One never knew what Taejon would do next, Finch admitted in half-admiration, half-despair. Indeed, he was the architect of her arguably most embarrassing moment, snatching the Best in Show ribbon out of the hands of iconic judge Alva Rosenberg.
Ophaal or Awful?
Around the same time her Johnnie was dominating American show rings, Finch was looking for a suitable outcross sire for her kennel. In 1954, she imported Ch. Ophaal of Crown Crest, a black-masked red, from Eta Pauptit of the famous van de Oranje Manege kennel in Holland.
“He is the type of Afghan you will like,” Pauptit wrote to Finch before sending her the 4-year-old, who was already a Dutch, Belgian and German champion. “He is big, he has a fine long head and good skull. Ring in the tail. Lovely nature, sweet, devoted and friendly with other dogs. He has that fine Eastern expression and springy gait which he gives to his offspring. Slant eyes and a gloriously rich, silken coat with a clear topknot. He adores people. Too sad that our souls must part but I am sure that he will be happy with you …”

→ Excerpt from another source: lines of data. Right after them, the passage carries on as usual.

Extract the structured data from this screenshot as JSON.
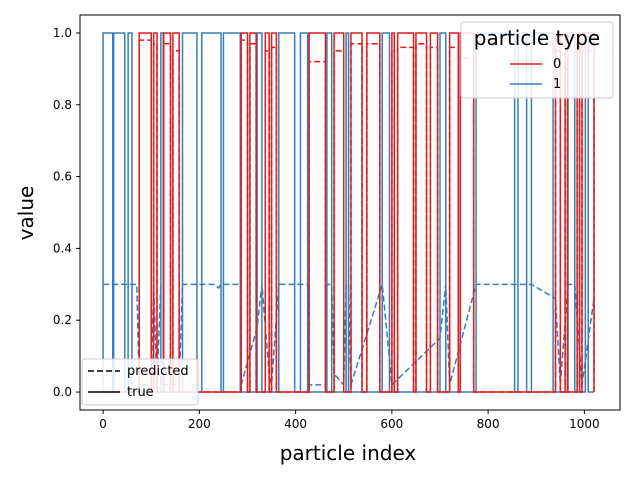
{
  "chart_data": {
    "type": "line",
    "xlabel": "particle index",
    "ylabel": "value",
    "xlim": [
      -48,
      1074
    ],
    "ylim": [
      -0.05,
      1.05
    ],
    "x_ticks": [
      0,
      200,
      400,
      600,
      800,
      1000
    ],
    "y_ticks": [
      0.0,
      0.2,
      0.4,
      0.6,
      0.8,
      1.0
    ],
    "x_tick_labels": [
      "0",
      "200",
      "400",
      "600",
      "800",
      "1000"
    ],
    "y_tick_labels": [
      "0.0",
      "0.2",
      "0.4",
      "0.6",
      "0.8",
      "1.0"
    ],
    "grid": false,
    "legends": {
      "type_legend": {
        "title": "particle type",
        "placement": "upper right",
        "entries": [
          "0",
          "1"
        ]
      },
      "style_legend": {
        "placement": "lower left",
        "entries": [
          "predicted",
          "true"
        ]
      }
    },
    "colors": {
      "type0": "#e41a1c",
      "type1": "#377eb8"
    },
    "series": [
      {
        "name": "0",
        "style": "true",
        "color": "#e41a1c",
        "segments": [
          [
            75,
            100
          ],
          [
            105,
            112
          ],
          [
            126,
            140
          ],
          [
            145,
            158
          ],
          [
            287,
            300
          ],
          [
            305,
            318
          ],
          [
            337,
            345
          ],
          [
            350,
            360
          ],
          [
            428,
            462
          ],
          [
            480,
            500
          ],
          [
            515,
            538
          ],
          [
            548,
            575
          ],
          [
            600,
            605
          ],
          [
            612,
            645
          ],
          [
            650,
            672
          ],
          [
            680,
            695
          ],
          [
            720,
            738
          ],
          [
            742,
            770
          ],
          [
            940,
            950
          ],
          [
            960,
            965
          ],
          [
            985,
            990
          ],
          [
            995,
            1020
          ]
        ],
        "points_x": [
          0,
          1020
        ],
        "points_y": [
          0,
          0
        ]
      },
      {
        "name": "0",
        "style": "predicted",
        "color": "#e41a1c",
        "peaks": [
          [
            75,
            100,
            0.98
          ],
          [
            105,
            112,
            0.97
          ],
          [
            126,
            140,
            0.97
          ],
          [
            145,
            158,
            0.95
          ],
          [
            287,
            300,
            0.98
          ],
          [
            305,
            318,
            0.97
          ],
          [
            337,
            345,
            0.95
          ],
          [
            350,
            360,
            0.96
          ],
          [
            428,
            462,
            0.92
          ],
          [
            480,
            500,
            0.95
          ],
          [
            515,
            538,
            0.97
          ],
          [
            548,
            575,
            0.97
          ],
          [
            600,
            605,
            0.95
          ],
          [
            612,
            645,
            0.96
          ],
          [
            650,
            672,
            0.97
          ],
          [
            680,
            695,
            0.96
          ],
          [
            720,
            738,
            0.96
          ],
          [
            742,
            770,
            0.93
          ],
          [
            940,
            950,
            0.95
          ],
          [
            960,
            965,
            0.9
          ],
          [
            985,
            990,
            0.96
          ],
          [
            995,
            1020,
            0.95
          ]
        ],
        "points_x": [
          0,
          1020
        ],
        "points_y": [
          0,
          0
        ]
      },
      {
        "name": "1",
        "style": "true",
        "color": "#377eb8",
        "segments": [
          [
            0,
            20
          ],
          [
            22,
            45
          ],
          [
            52,
            60
          ],
          [
            120,
            125
          ],
          [
            165,
            195
          ],
          [
            205,
            245
          ],
          [
            250,
            285
          ],
          [
            320,
            330
          ],
          [
            365,
            398
          ],
          [
            410,
            425
          ],
          [
            465,
            475
          ],
          [
            505,
            510
          ],
          [
            580,
            595
          ],
          [
            700,
            712
          ],
          [
            775,
            855
          ],
          [
            862,
            880
          ],
          [
            890,
            935
          ],
          [
            966,
            980
          ],
          [
            1002,
            1008
          ]
        ],
        "points_x": [
          0,
          1020
        ],
        "points_y": [
          0,
          0
        ]
      },
      {
        "name": "1",
        "style": "predicted",
        "color": "#377eb8",
        "baseline": 0.3,
        "x": [
          0,
          5,
          60,
          70,
          75,
          100,
          105,
          112,
          120,
          125,
          126,
          158,
          165,
          200,
          230,
          240,
          245,
          250,
          285,
          287,
          320,
          330,
          345,
          350,
          365,
          410,
          425,
          428,
          462,
          465,
          475,
          480,
          500,
          505,
          510,
          515,
          580,
          600,
          700,
          712,
          720,
          775,
          880,
          890,
          940,
          950,
          966,
          980,
          995,
          1020
        ],
        "y": [
          0.3,
          0.3,
          0.3,
          0.3,
          0.02,
          0.02,
          0.3,
          0.02,
          0.3,
          0.3,
          0.02,
          0.02,
          0.3,
          0.3,
          0.3,
          0.29,
          0.3,
          0.3,
          0.3,
          0.02,
          0.18,
          0.3,
          0.05,
          0.02,
          0.3,
          0.3,
          0.3,
          0.02,
          0.02,
          0.3,
          0.3,
          0.05,
          0.02,
          0.3,
          0.3,
          0.02,
          0.3,
          0.02,
          0.15,
          0.3,
          0.02,
          0.3,
          0.3,
          0.3,
          0.26,
          0.02,
          0.3,
          0.3,
          0.02,
          0.26
        ]
      }
    ]
  }
}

Pauptit concentrated on a “mountain type” Afghan Hound, which had heavier bone and coat, as exemplified by the famous Afghani import Sirdar of Ghazni, who was only a few generations behind in Ophaal’s pedigree. Unlike anything that had been seen before in American show rings, Finch’s new import inspired some backbiting among her competitors, some of whom intentionally mispronounced his name as “awful.” In the end, however, Finch had her last laugh, as “Ope” sired more than two dozen conformation champions, and not a small number of racing ones as well.
Immortalizing the Afghan Hound
In her later years, Finch exclusively showed another of her most famous dogs, Am/Can. Ch. Crown Crest Mr. Universe, piloting the black-masked gold to 35 all-breed Bests in Show, a record at the time, as well as 100 Hound Group first and four national-specialty wins.

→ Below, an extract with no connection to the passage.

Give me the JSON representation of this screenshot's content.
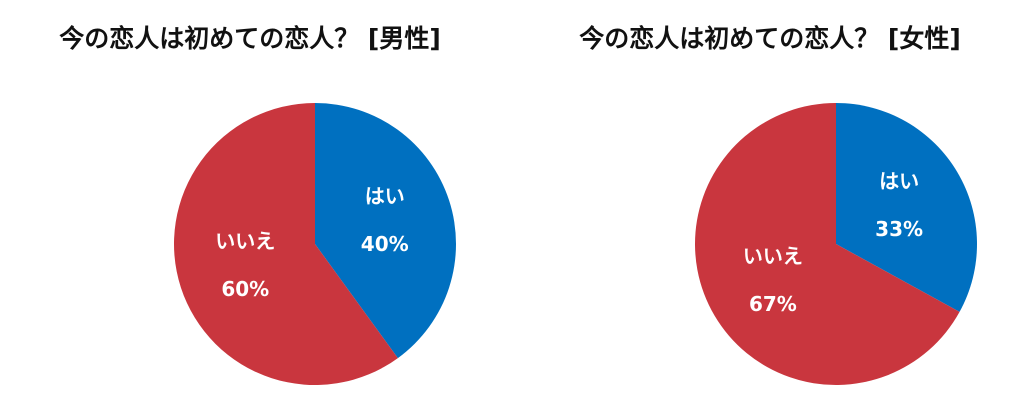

While Finch bred, showed, and judged other breeds – including Salukis and her original breed, Yorkshire Terriers – it’s for her Afghan Hounds that she is best remembered. And in her pottery, she found a way to immortalize them beyond the record books.
Sculpting more Afghan Hound figures than any other breed – twenty plus – Finch often modeled them after her own dogs. For example, the model that collectors call Standing Afghan #4830 took Thumper as its inspiration, while the 18-inch-tall Best in Show Afghan #5490 is none other than Taejon. And the glazed Afghan #5082 is a nod to her mentor, the aviatrix Marion Foster-Florsheim, and her famous Ch. Rudiki of Prides Hill, whose records Taejon eventually superseded.
So while the Crown Crest dogs no longer bound up and down the hillsides of Finch’s Corona del Mar home, they still populate china cabinets across the world, silent testaments to their breeder’s extraordinary artistry and timeless appeal.
“I think it’s a challenge to you because this creation that you are doing along with God is to be left as a pattern,” Finch mused to an interviewer about the process of producing flesh-and-blood dogs, though she could just as easily have been talking about her pottery ones. “And if you’re really dedicated, it’s got to be good.”